You don't reboot a sailing boat like you reboot a computer.
S4G n'est ni une agence de voyage, ni une résidence d'artistes, mais l'équipage d'un bateau à voile, à l'écoute des besoins, des désirs, des nécessités, des savoir faire, des compétences du bateau et des membres d'équipage, qui navigue dans l'esprit du "libre" vers un projet collectif, et pour qui toute production est en "creative commons", ça va sans dire.
S4G isn't a travel agency, nor an artist's residence, but a crew on a sailing boat, acute to the boat and other crew members needs, desires, necessity, know how, ability, who sails in the spirit of free software towards a collective project and for whom all production on board is under creative commons, that goes without saying.
Real life and virtual life : sailing for geeks is about physical reality and its connections to digital perception--about the collision of representation and the concrete world.
Risk and dangers : In industrialized countries, deception and scare tactics are used in the media. Stories geared toward the middle-class viewer tell about faraway war disasters edging closer to home, about terrorism, hordes of migrant workers invading our territories. Security has became a necessary item in our governments' political agenda.
Yet in the daily experiences of our so-called "first world", the real risk is job security — and now we are headed for massive social dumping. In other words, the issue here is precarity. Meanwhile, work accidents have become invisible. Manual labor becomes office drudgery; accidents become symbolic. We all have experienced some form of symbolic accident—accidents we can't speak about, lest they render us unemployable. On-the-job accidents that are a form of symbolic assassination.
Sailing can be dangerous. It is certainly the slowest and most uncomfortable way to go from one point to another.
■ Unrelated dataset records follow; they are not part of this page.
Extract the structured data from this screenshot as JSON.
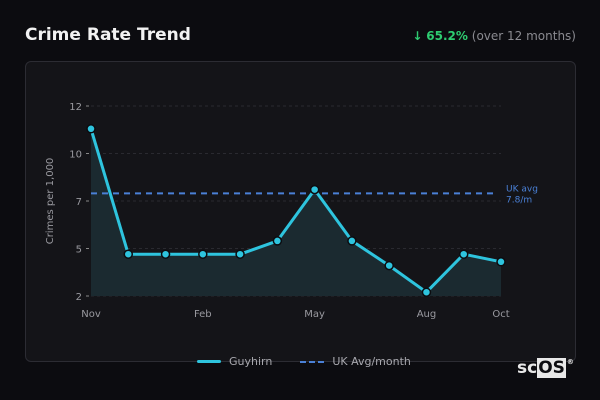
{
  "header": {
    "title": "Crime Rate Trend",
    "arrow": "↓",
    "change_pct": "65.2%",
    "change_period": "(over 12 months)"
  },
  "chart_data": {
    "type": "line",
    "title": "Crime Rate Trend",
    "ylabel": "Crimes per 1,000",
    "xlabel": "",
    "x": [
      "Nov",
      "Dec",
      "Jan",
      "Feb",
      "Mar",
      "Apr",
      "May",
      "Jun",
      "Jul",
      "Aug",
      "Sep",
      "Oct"
    ],
    "x_tick_labels": [
      {
        "index": 0,
        "label": "Nov"
      },
      {
        "index": 3,
        "label": "Feb"
      },
      {
        "index": 6,
        "label": "May"
      },
      {
        "index": 9,
        "label": "Aug"
      },
      {
        "index": 11,
        "label": "Oct"
      }
    ],
    "y_ticks": [
      {
        "value": 12,
        "label": "12"
      },
      {
        "value": 9.5,
        "label": "10"
      },
      {
        "value": 7,
        "label": "7"
      },
      {
        "value": 4.5,
        "label": "5"
      },
      {
        "value": 2,
        "label": "2"
      }
    ],
    "ylim": [
      2,
      12
    ],
    "grid": true,
    "series": [
      {
        "name": "Guyhirn",
        "color": "#2ec4de",
        "values": [
          10.8,
          4.2,
          4.2,
          4.2,
          4.2,
          4.9,
          7.6,
          4.9,
          3.6,
          2.2,
          4.2,
          3.8
        ]
      }
    ],
    "reference_line": {
      "name": "UK Avg/month",
      "value": 7.4,
      "color": "#4a80d6",
      "label_line1": "UK avg",
      "label_line2": "7.8/m"
    },
    "legend": {
      "placement": "bottom",
      "entries": [
        "Guyhirn",
        "UK Avg/month"
      ]
    }
  },
  "brand": {
    "prefix": "sc",
    "boxed": "OS",
    "mark": "®"
  }
}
Sailing is about knowing how to strike a balance between safety and the excitement of pushing a boat to its limits by fine-tuning the sails in all kinds of weather. Sailing is about navigation in many different settings. It's about a certain kind of problem-solving.
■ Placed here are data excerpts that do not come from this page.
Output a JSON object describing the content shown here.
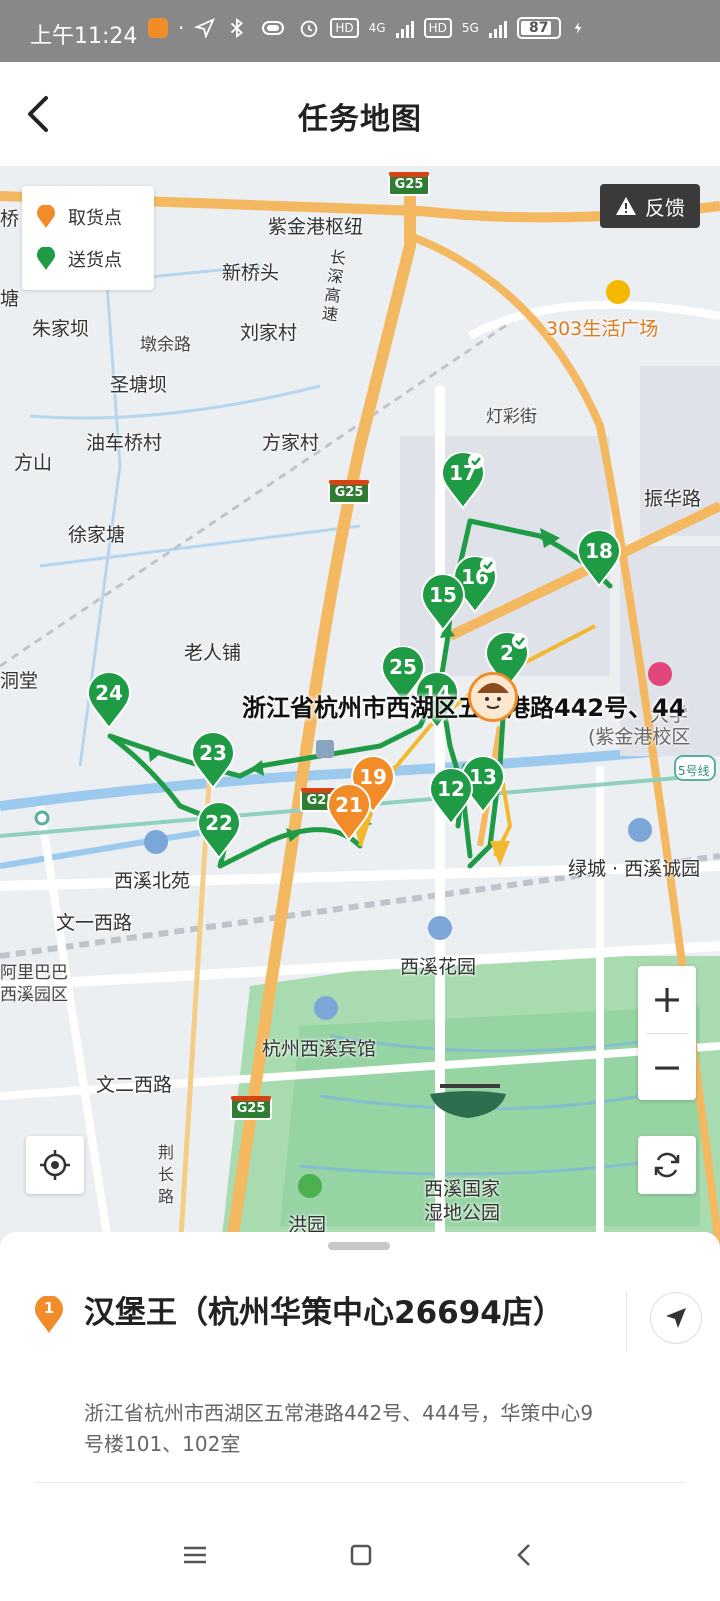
{
  "status_bar": {
    "time": "上午11:24",
    "hd1": "HD",
    "net1": "4G",
    "hd2": "HD",
    "net2": "5G",
    "battery": "87"
  },
  "header": {
    "title": "任务地图"
  },
  "legend": {
    "pickup": "取货点",
    "dropoff": "送货点"
  },
  "feedback": {
    "label": "反馈"
  },
  "map": {
    "rider_address": "浙江省杭州市西湖区五常港路442号、44",
    "places": [
      {
        "text": "紫金港枢纽"
      },
      {
        "text": "新桥头"
      },
      {
        "text": "朱家坝"
      },
      {
        "text": "墩余路"
      },
      {
        "text": "刘家村"
      },
      {
        "text": "圣塘坝"
      },
      {
        "text": "油车桥村"
      },
      {
        "text": "方家村"
      },
      {
        "text": "方山"
      },
      {
        "text": "徐家塘"
      },
      {
        "text": "老人铺"
      },
      {
        "text": "灯彩街"
      },
      {
        "text": "303生活广场"
      },
      {
        "text": "振华路"
      },
      {
        "text": "西溪北苑"
      },
      {
        "text": "文一西路"
      },
      {
        "text": "绿城 · 西溪诚园"
      },
      {
        "text": "西溪花园"
      },
      {
        "text": "杭州西溪宾馆"
      },
      {
        "text": "文二西路"
      },
      {
        "text": "西溪国家"
      },
      {
        "text": "湿地公园"
      },
      {
        "text": "洪园"
      },
      {
        "text": "阿里巴巴"
      },
      {
        "text": "西溪园区"
      },
      {
        "text": "(紫金港校区"
      },
      {
        "text": "长深高速"
      },
      {
        "text": "荆长路"
      },
      {
        "text": "桥"
      },
      {
        "text": "塘"
      },
      {
        "text": "洞堂"
      },
      {
        "text": "大学"
      },
      {
        "text": "5号线"
      }
    ],
    "shields": [
      "G25",
      "G25",
      "G25",
      "G25"
    ],
    "markers": [
      {
        "label": "17",
        "kind": "dropoff",
        "done": true
      },
      {
        "label": "18",
        "kind": "dropoff",
        "done": false
      },
      {
        "label": "16",
        "kind": "dropoff",
        "done": true
      },
      {
        "label": "15",
        "kind": "dropoff",
        "done": false
      },
      {
        "label": "25",
        "kind": "dropoff",
        "done": false
      },
      {
        "label": "14",
        "kind": "dropoff",
        "done": false
      },
      {
        "label": "2",
        "kind": "dropoff",
        "done": true
      },
      {
        "label": "24",
        "kind": "dropoff",
        "done": false
      },
      {
        "label": "23",
        "kind": "dropoff",
        "done": false
      },
      {
        "label": "22",
        "kind": "dropoff",
        "done": false
      },
      {
        "label": "19",
        "kind": "pickup",
        "done": false
      },
      {
        "label": "21",
        "kind": "pickup",
        "done": false
      },
      {
        "label": "13",
        "kind": "dropoff",
        "done": false
      },
      {
        "label": "12",
        "kind": "dropoff",
        "done": false
      }
    ],
    "zoom_in": "+",
    "zoom_out": "−"
  },
  "task": {
    "index": "1",
    "store_name": "汉堡王（杭州华策中心26694店）",
    "address": "浙江省杭州市西湖区五常港路442号、444号，华策中心9号楼101、102室"
  },
  "colors": {
    "pickup": "#f28c28",
    "dropoff": "#1f9a45",
    "route": "#1f9a45",
    "road": "#f4b860"
  }
}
Problem solving and types of technological minds : Sailing for geeks explore two different technologies, two different states of mind, two different logics: mechanical physics (sailing) and cyber technology (wireless, streaming, GPS, radar). Each technology demands a radically different approach to solving problems. The geek goes by trial and error. Perfection isn't the point, but perfectibility is the process. The sailor cannot use the method of trial and error (no ctrl/alt/shift or delete). The sailor has to prepare ahead, to pre-visualize, to be attuned to many different sorts of sensors and indicators, to look at all her options and be flexible enough to go with what ever happens and do her best.
Uncertainty : Forget security. Forget insurance. This project is not a sure thing. It depends heavily on natural factors like weather, wind, sea movements, the tiredness of the crew and their ability to work through elements that cannot be foreseen. Uncertainty is also a determining factor of the technology we use, debugging is one of the processes. Failure is always a possibility, but because it may take us somewhere else, it isn't considered failure. Alternative plans always need to be at hand.
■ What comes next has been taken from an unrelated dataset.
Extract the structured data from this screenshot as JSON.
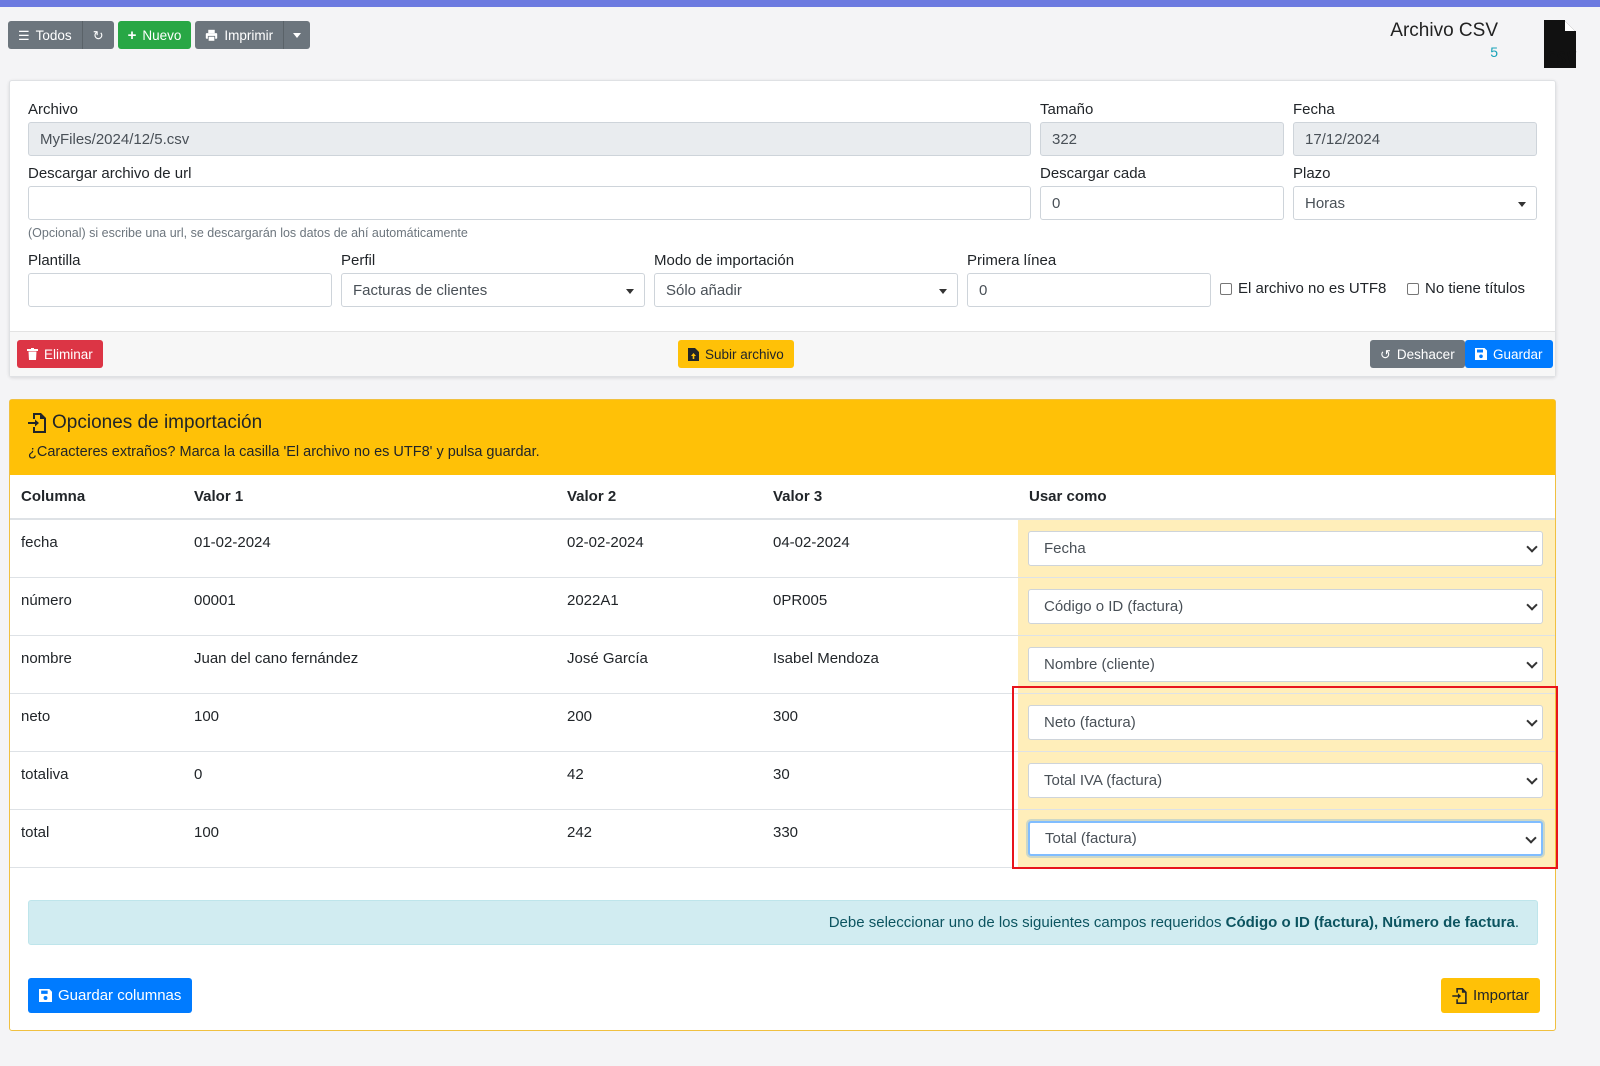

Leisure and work : if for most, sailing is a luxurious leisure or a sport, this project is an attempt to displace the leisure/work relationship.
Collaboration : sailing a boat is a collaborative act, the geeks we are talking about here, are known to have created a new collaborative economy. Hence the insistence of s4g for acuteness to the boat and other crew members and the necessity to produce all materials under creative commons. The process is as important as the outcome.